Picture Book Month 2011 Trailer

You saw that amazing trailer first thing yesterday morning, right? The one that you woke up early to watch? And then proceeded to watch eight more times in rapid succession, until you could pry your eyes away from the action to tweet about it? The one that gave you chills and made your pulse race and want to re-read each book on your bookshelf?

No, not The Hunger Games trailer….this one!

I had the amazing opportunity to create this trailer for the very first Picture Book Month, and I kinda love it. I’ve been so interested in this movement this year, because duh, I love picture books, so I reached out to Dianne de Las Casas because I knew I could help spread the word.

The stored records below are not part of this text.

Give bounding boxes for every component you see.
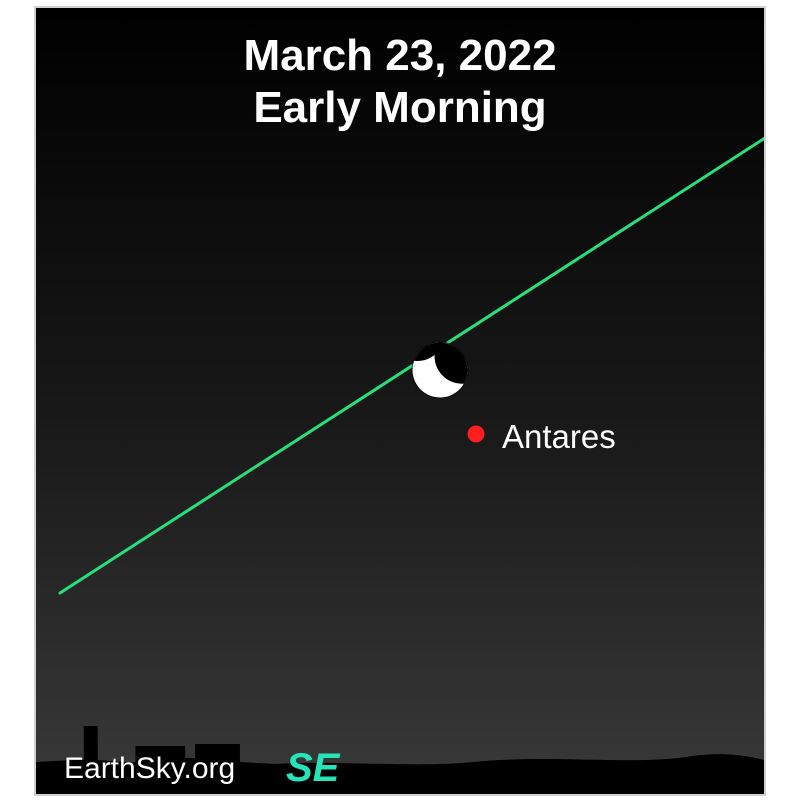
title-line-2: Early Morning [36, 82, 764, 134]
chart-title: March 23, 2022 Early Morning [36, 30, 764, 134]
sky-chart-frame: March 23, 2022 Early Morning Antares Ear… [34, 6, 766, 796]
title-line-1: March 23, 2022 [36, 30, 764, 82]
credit-text: EarthSky.org [64, 752, 235, 786]
compass-direction: SE [286, 746, 339, 791]
antares-label: Antares [502, 418, 616, 456]
antares-star-icon [468, 426, 485, 443]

Why did I make it look like that? Here are a few reasons why:

ELEMENTS OF DESIGN IN MOTION

LINE: Obviously, a dotted line winds throughout the piece. My goal was to use that line to direct your eye from one moment to the next. But also, because this trailer highlights quotes from the Picture Book Month essays, I thought it would make sense to connect them together, almost blending one into the other. Each quoted champion stands alone as an ambassador for picture books, but together they are a mighty, mighty team, linked by a single mission. I debated between a solid line and a dotted one, and ultimately chose the dotted one because there was a bit more quirk to it; it felt more lively. I also liked the way the dots played off of the tiny stars as a similarly weighted graphic element.

TEXTURE: I wanted the background to have a rich, but subtle texture. Inspired by the texture and feeling of the printed page, I chose the look of heavy, pulpy paper.

SHAPE: Joyce Wan‘s sweet logo had a handful of bright and cheery stars, so I used those as a motif to anchor each quotation. By using these as recurring elements, the piece has a sense of unity.

COLOR: Why blue? I took this cue straight from the Picture Book Month website, in order to stay within their brand and already developed style. I feel like the shades of blue create a sense of calm and quietness, and because this is a a piece with a deep message, that color makes so much sense. And it’s pretty. But also, remember the end resolve with the logo and website address? The logo has warm reds, oranges, and browns, so I added text in those same colors. Overall, the piece finishes in a quasi-blue-orange-complementary color scheme. Because of the vibrancy in their contrast, colors that are opposite each other on the color wheel create bold color schemes when you want to signify something’s importance. Like here. Picture Book Month. So important.

TYPOGRAPHY: I used Gotham Thin juxtaposed with Gotham Bold. Gotham is currently enjoying somewhat of a trendiness in graphic design, but I don’t care. I love it. I think it’s beautiful, easy to read, and very pleasantly shaped and formed. AND! I didn’t realize this, but Gotham was inspired by architectural signage in New York City. This is fun to think of as NYC is one of the great homes to childrens’ book publishing. I love the idea that words are (duh) foundational to books, and the typeface to frame these particular words was inspired by something to guide and help people. A stretch? Sure, but I realized it after I picked it and it’s still cool, right?

Off to curl up with a picture book. Or ten.